2. Optogenetic switch
VVD, a photosensitive protein, is derived from the fungus Neurospora crassa, and homodimerizes under blue light in 400-490nm and separates in the dark. Cre is a commonly used tyrosine recombinase from the P1 bacteriophage that excises DNA fragments flanked by LoxP sites (LoxP site: 5' - ATAACTTCGTATA - GCATACAT - TATACGAAGTTAT - 3'). To make Cre light sensitive, it is split into N-terminal (nCre) and C-terminal (cCre) fragments, with the Vvd monomer attached to the internal end of each fragment. When exposed to blue light, Vvd changes conformation to allow dimerization, bringing the Cre fragments together. So it can be activated to excise DNA flanked by loxP sites.
3. GABA module
Glutamate decarboxylase or glutamic acid decarboxylase (GAD) is an enzyme that catalyzes the decarboxylation of glutamate to GABA and CO₂. GadC can ship extracellular glutamate into cytoplasm, where GadA and GadB catalyze the decarboxylation reaction, which consumes a hydrogen ion to produce GABA. GadC ships the produced GABA out of the cell. Our GABA-producing module consists of the enzyme GadB, which can catalyze the conversion of glutamate to GABA. This module follows the optogenetic switch module, where blue light-sensitive Cre-VVD can excise the terminators located 5’ of the gene gadB and start the transcription and translation of GadB. The goal of this part is to show that the enzyme GadB can produce GABA after adding the substrate, namely glutamate.
4. Lysis module
In order to make E. coli release GABA more effectively, we use φX174E to achieve cytolysis. Enterobacteria phage φX174 lysis protein E inhibits the translocase MraY activity, which catalyzes the synthesis of lipid I, a necessary step for the host cell wall biosynthesis. The goal of the lysis module is to make E. coli more efficient at releasing GABA, that is when GABA accumulates to a certain threshold concentration, cells will autolyze and release GABA into the extracellular environment. That threshold concentration is correlated with the concentration of the lysis protein ϕX174E. To achieve this, we design a bicistronic expression of gadB and ϕX174E. As both genes are regulated by the same promoter, the expressions of GadB and ϕX174E proteins are synchronized. Then GadB catalyzes the conversion of glutamate to GABA while the ϕX174E protein accumulates inside the cell. After the concentration of ϕX174E proteins reaches a certain threshold concentration, they will induce cell lysis, which will then release GABA into the extracellular environment.
Full circuit action
Finally we will transform three plasmids (pACYCDuet-1-Chl-LuxCDABE,pBbS5a-nCre-Vvd-Vvd-cCre, and pET-30a-pT7-loxP-T-T-loxP-gadB-RBS-ϕX174E) into one E. coli cell. With the addition of IPTG, luxCDABE can generate blue-green light. Vvds dimerize and Cres form a complete enzyme. Then the active Cre excise the transcription terminators and the subsequent genes gadB and ϕX174E begin to be transcribed and translated into the GadB enzyme and a lysis protein. GadB catalyzes the conversion of glutamate to GABA. The lysis protein acts on the cell wall of E. coli and causes cell lysis. As a result, GABA is released into the gut environment. Because the lysis protein will not cause all the cells to lyse at once, there will always be some cells left that can multiply and keep this GABA cycle going.
References
[1]Din, M.O., T. Danino, A. Prindle, et al., Synchronized cycles of bacterial lysis for in vivo delivery. Nature, 2016. 536(7614): p. 81-85.

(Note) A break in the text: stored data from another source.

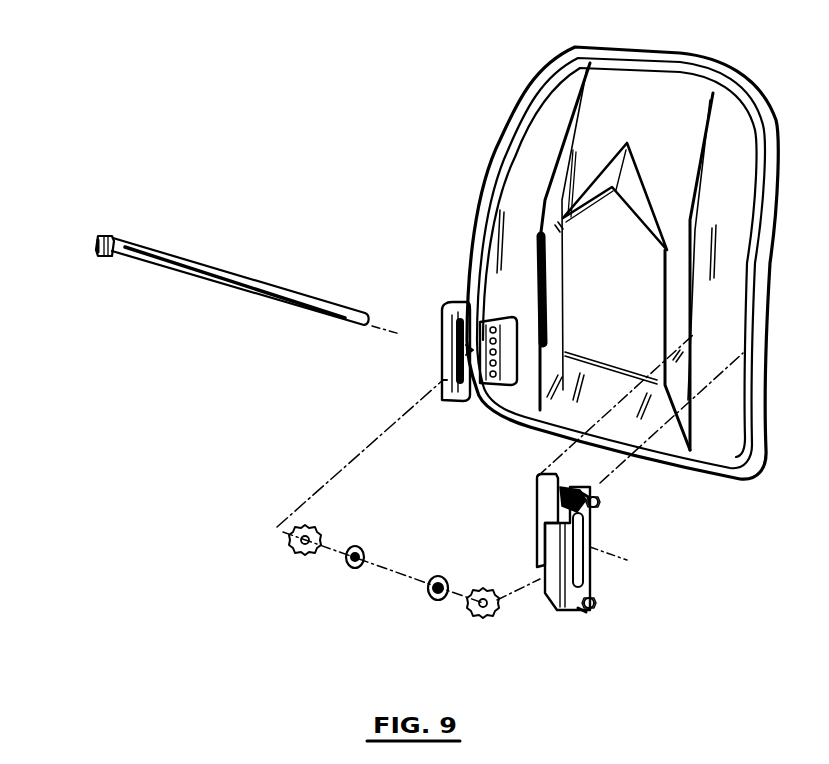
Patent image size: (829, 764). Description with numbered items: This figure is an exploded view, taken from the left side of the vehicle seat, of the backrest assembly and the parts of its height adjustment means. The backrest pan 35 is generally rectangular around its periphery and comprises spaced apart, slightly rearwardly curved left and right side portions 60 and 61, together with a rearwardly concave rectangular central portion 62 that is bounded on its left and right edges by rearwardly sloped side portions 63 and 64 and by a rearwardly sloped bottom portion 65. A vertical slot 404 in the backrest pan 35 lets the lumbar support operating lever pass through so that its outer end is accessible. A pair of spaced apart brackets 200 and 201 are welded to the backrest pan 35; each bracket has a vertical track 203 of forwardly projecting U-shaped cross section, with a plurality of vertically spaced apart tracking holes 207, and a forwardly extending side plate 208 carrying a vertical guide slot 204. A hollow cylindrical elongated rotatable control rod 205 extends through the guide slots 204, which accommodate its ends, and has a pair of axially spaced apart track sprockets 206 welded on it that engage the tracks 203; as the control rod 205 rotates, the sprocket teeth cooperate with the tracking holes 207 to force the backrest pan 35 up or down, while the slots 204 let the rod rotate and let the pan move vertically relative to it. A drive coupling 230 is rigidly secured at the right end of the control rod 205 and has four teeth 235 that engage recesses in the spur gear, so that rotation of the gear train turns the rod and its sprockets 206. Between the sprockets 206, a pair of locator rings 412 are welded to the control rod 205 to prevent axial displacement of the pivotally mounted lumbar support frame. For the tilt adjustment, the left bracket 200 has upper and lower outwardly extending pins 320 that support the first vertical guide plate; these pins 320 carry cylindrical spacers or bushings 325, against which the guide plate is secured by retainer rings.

The backrest pan 35 is at (650, 75).
The left side portion 60 is at (717, 268).
The right side portion 61 is at (502, 225).
The central portion 62 is at (607, 280).
The side portion 63 is at (690, 153).
The side portion 64 is at (567, 127).
The bottom portion 65 is at (570, 392).
The vertical slot 404 is at (545, 263).
The control rod 205 is at (192, 263).
The drive coupling 230 is at (112, 236).
The teeth 235 is at (97, 250).
The vertical guide slot 204 is at (447, 310).
The side plate 208 is at (452, 307).
The bracket 201 is at (447, 397).
The tracking holes 207 is at (494, 383).
The track sprockets 206 is at (303, 557).
The locator rings 412 is at (428, 590).
The vertical track 203 is at (537, 485).
The bracket 200 is at (590, 577).
The pins 320 is at (600, 510).
The bushing 325 is at (587, 497).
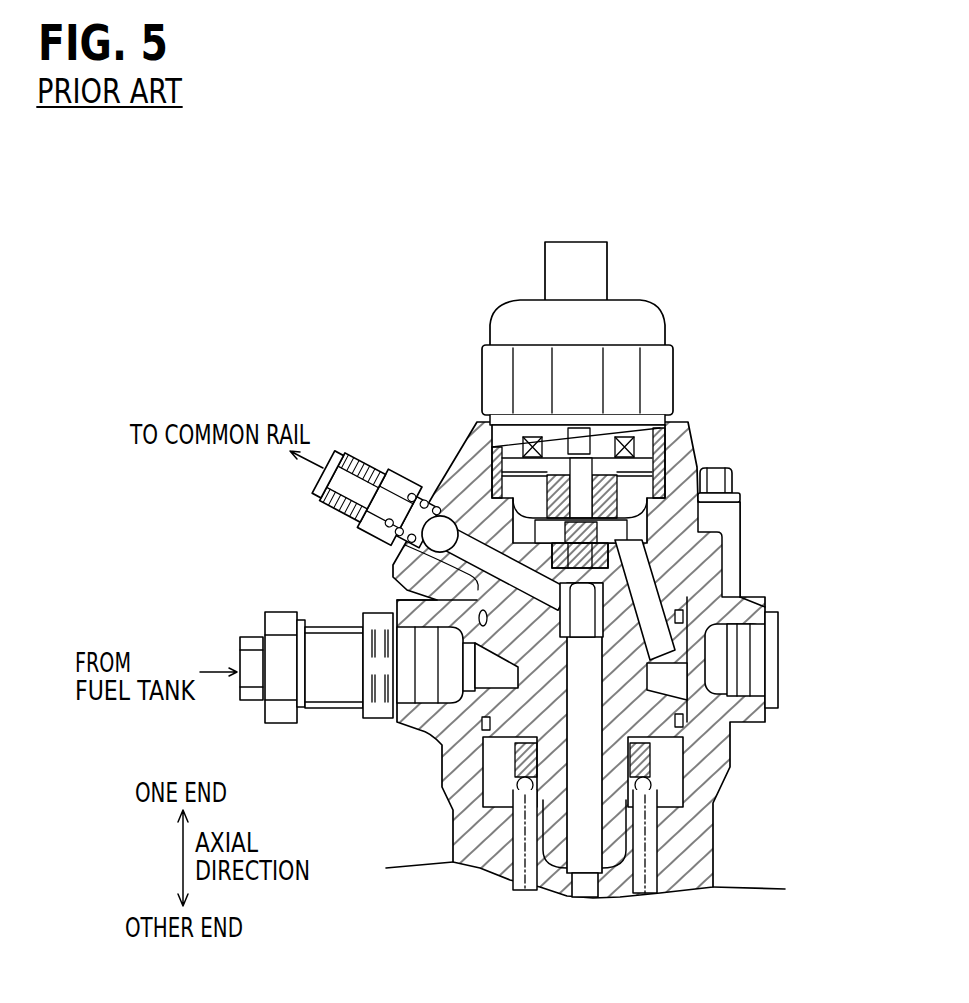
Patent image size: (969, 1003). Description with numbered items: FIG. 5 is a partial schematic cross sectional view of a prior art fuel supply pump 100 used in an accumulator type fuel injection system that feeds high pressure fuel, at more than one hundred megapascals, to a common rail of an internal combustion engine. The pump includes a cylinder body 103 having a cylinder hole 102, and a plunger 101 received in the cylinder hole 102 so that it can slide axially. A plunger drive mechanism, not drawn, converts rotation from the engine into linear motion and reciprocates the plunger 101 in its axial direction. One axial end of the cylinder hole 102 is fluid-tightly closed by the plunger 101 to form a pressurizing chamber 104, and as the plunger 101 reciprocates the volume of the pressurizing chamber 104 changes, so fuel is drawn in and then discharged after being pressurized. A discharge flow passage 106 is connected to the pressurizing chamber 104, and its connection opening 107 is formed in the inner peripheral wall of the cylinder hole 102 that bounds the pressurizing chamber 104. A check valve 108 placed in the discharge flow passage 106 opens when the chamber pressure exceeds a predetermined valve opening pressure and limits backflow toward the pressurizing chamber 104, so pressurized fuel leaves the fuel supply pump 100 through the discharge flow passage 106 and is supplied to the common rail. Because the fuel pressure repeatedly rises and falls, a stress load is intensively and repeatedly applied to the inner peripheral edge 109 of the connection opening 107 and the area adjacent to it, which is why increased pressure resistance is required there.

[2]Kempson, S.A., Y. Zhou, and N.C. Danbolt, The betaine/GABA transporter and betaine: roles in brain, kidney, and liver. Front Physiol, 2014. 5: p. 159.
[3]Le Vo, T.D., T.W. Kim, and S.H. Hong, Effects of glutamate decarboxylase and gamma-aminobutyric acid (GABA) transporter on the bioconversion of GABA in engineered Escherichia coli. Bioprocess Biosyst Eng, 2012. 35(4): p. 645-50.
[4]Schousboe, A., O.M. Larsson, A. Sarup, and H.S. White, Role of the betaine/GABA transporter (BGT-1/GAT2) for the control of epilepsy. Eur J Pharmacol, 2004. 500(1-3): p. 281-7.
[5]Sheets, M.B., W.W. Wong, and M.J. Dunlop, Light-Inducible Recombinases for Bacterial Optogenetics. ACS Synth Biol, 2020. 9(2): p. 227-235.